United States v. Darnall

Case summary: A panel of members with enlisted representation sitting as a general court-martial convicted appellant, contrary to his pleas, of four specifications of conspiracy; one specification of making a false official statement; twelve specifications of importing, possessing with the intent to distribute, distributing, and manufacturing controlled substances; four specifications of possessing, distributing, and importing controlled substance analogues; and seven specifications of using a communication facility in furtherance of a conspiracy in violation of Articles 81, 107, 112a, and 134, UCMJ, 10 U.S.C. §§ 881, 907, 912a, and 934 (2012).

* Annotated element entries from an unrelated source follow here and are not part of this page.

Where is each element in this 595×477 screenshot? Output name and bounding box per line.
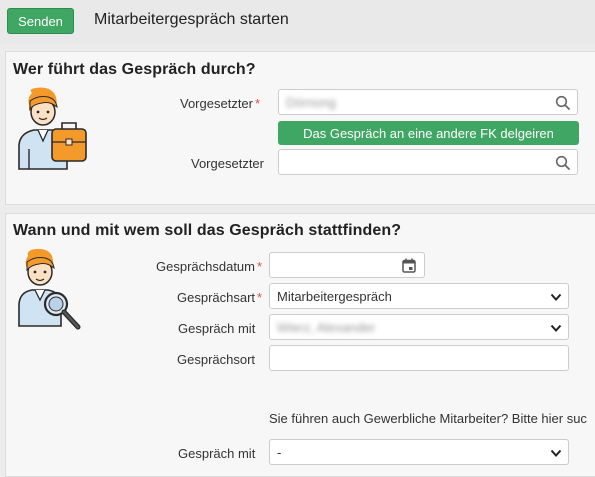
person-with-magnifier-icon <box>18 248 81 330</box>
manager-with-briefcase-icon <box>18 87 87 170</box>
type-select[interactable]: Mitarbeitergespräch <box>269 283 569 309</box>
supervisor2-label: Vorgesetzter <box>191 156 264 171</box>
search-icon[interactable] <box>555 95 571 111</box>
delegate-button[interactable]: Das Gespräch an eine andere FK delgeiren <box>278 121 579 145</box>
supervisor2-search-input[interactable] <box>278 149 578 175</box>
with-select[interactable]: Wierz, Alexander <box>269 314 569 340</box>
with2-select[interactable]: - <box>269 439 569 465</box>
place-input[interactable] <box>269 345 569 371</box>
calendar-icon[interactable] <box>402 258 416 273</box>
with-label: Gespräch mit <box>178 321 256 336</box>
supervisor-search-input[interactable]: Dörnong <box>278 89 578 115</box>
section-title: Wer führt das Gespräch durch? <box>13 61 256 78</box>
chevron-down-icon <box>550 293 562 301</box>
type-label: Gesprächsart * <box>177 290 263 305</box>
date-input[interactable] <box>269 252 425 278</box>
with2-label: Gespräch mit <box>178 446 256 461</box>
send-button[interactable]: Senden <box>7 8 74 34</box>
place-label: Gesprächsort <box>177 352 256 367</box>
date-label: Gesprächsdatum * <box>156 259 263 274</box>
top-toolbar: Senden Mitarbeitergespräch starten <box>0 0 595 44</box>
supervisor-label: Vorgesetzter * <box>180 96 261 111</box>
search-icon[interactable] <box>555 155 571 171</box>
chevron-down-icon <box>550 324 562 332</box>
section-title: Wann und mit wem soll das Gespräch statt… <box>13 222 402 239</box>
commercial-staff-hint: Sie führen auch Gewerbliche Mitarbeiter?… <box>269 411 587 426</box>
chevron-down-icon <box>550 449 562 457</box>
page-title: Mitarbeitergespräch starten <box>94 11 289 28</box>
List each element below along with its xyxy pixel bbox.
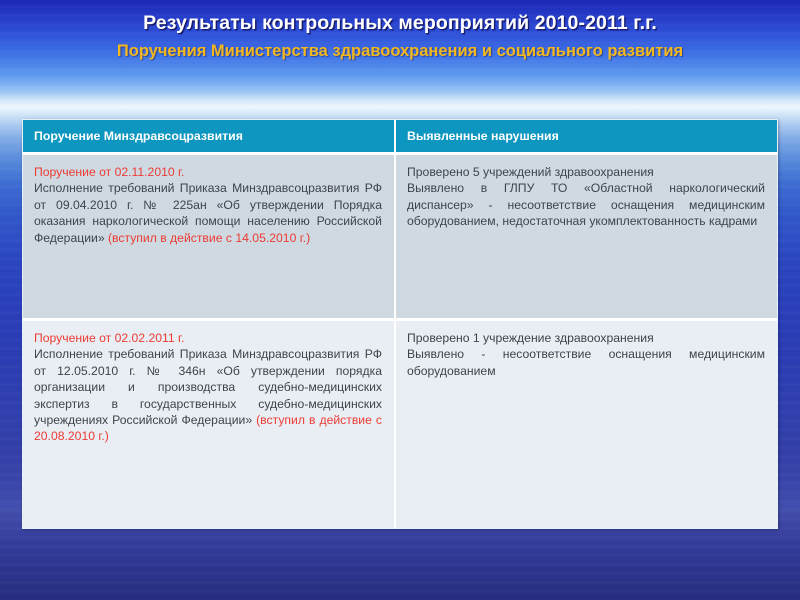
table-body: Поручение от 02.11.2010 г. Исполнение тр… <box>23 152 777 528</box>
table-row: Поручение от 02.02.2011 г. Исполнение тр… <box>23 318 777 528</box>
cell-violations-2: Проверено 1 учреждение здравоохранения В… <box>395 318 777 528</box>
column-header-instruction: Поручение Минздравсоцразвития <box>23 120 396 154</box>
page-title: Результаты контрольных мероприятий 2010-… <box>143 12 657 34</box>
column-header-violations: Выявленные нарушения <box>395 120 777 154</box>
table-header: Поручение Минздравсоцразвития Выявленные… <box>23 120 777 154</box>
violations-count-1: Проверено 5 учреждений здравоохранения <box>407 165 654 179</box>
cell-instruction-1: Поручение от 02.11.2010 г. Исполнение тр… <box>23 152 396 320</box>
violations-detail-2: Выявлено - несоответствие оснащения меди… <box>407 347 765 378</box>
instruction-text-2: Исполнение требований Приказа Минздравсо… <box>34 346 382 444</box>
table-header-row: Поручение Минздравсоцразвития Выявленные… <box>23 120 777 154</box>
cell-violations-1: Проверено 5 учреждений здравоохранения В… <box>395 152 777 320</box>
violations-count-2: Проверено 1 учреждение здравоохранения <box>407 331 654 345</box>
table-row: Поручение от 02.11.2010 г. Исполнение тр… <box>23 152 777 320</box>
instruction-date-2: Поручение от 02.02.2011 г. <box>34 331 185 345</box>
instruction-effective-date-1: (вступил в действие с 14.05.2010 г.) <box>107 230 311 245</box>
slide-canvas: Результаты контрольных мероприятий 2010-… <box>0 0 800 600</box>
slide-title-block: Результаты контрольных мероприятий 2010-… <box>0 10 800 62</box>
violations-detail-1: Выявлено в ГЛПУ ТО «Областной наркологич… <box>407 181 765 229</box>
results-table-container: Поручение Минздравсоцразвития Выявленные… <box>22 119 778 529</box>
page-subtitle: Поручения Министерства здравоохранения и… <box>116 42 684 60</box>
cell-instruction-2: Поручение от 02.02.2011 г. Исполнение тр… <box>23 318 396 528</box>
instruction-date-1: Поручение от 02.11.2010 г. <box>34 165 185 179</box>
results-table: Поручение Минздравсоцразвития Выявленные… <box>23 120 777 528</box>
instruction-text-1: Исполнение требований Приказа Минздравсо… <box>34 180 382 246</box>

The members sentenced appellant to reduction in pay grade to E-1, six years’ confinement, and a dishonorable discharge. The Convening Authority approved the adjudged sentence, suspended confinement in excess of five years, and, except for the dishonorable discharge, ordered the sentence executed.

Issue: THE MILITARY JUDGE HELD THAT THERE WAS SUFFICIENT PROBABLE CAUSE FOR A CID AGENT TO ARREST APPELLANT. WAS THIS AN ERRONEOUS RULING, AND IF SO, SHOULD ALL EVIDENCE FLOWING FROM THE APPREHENSION HAVE BEEN SUPPRESSED AT TRIAL?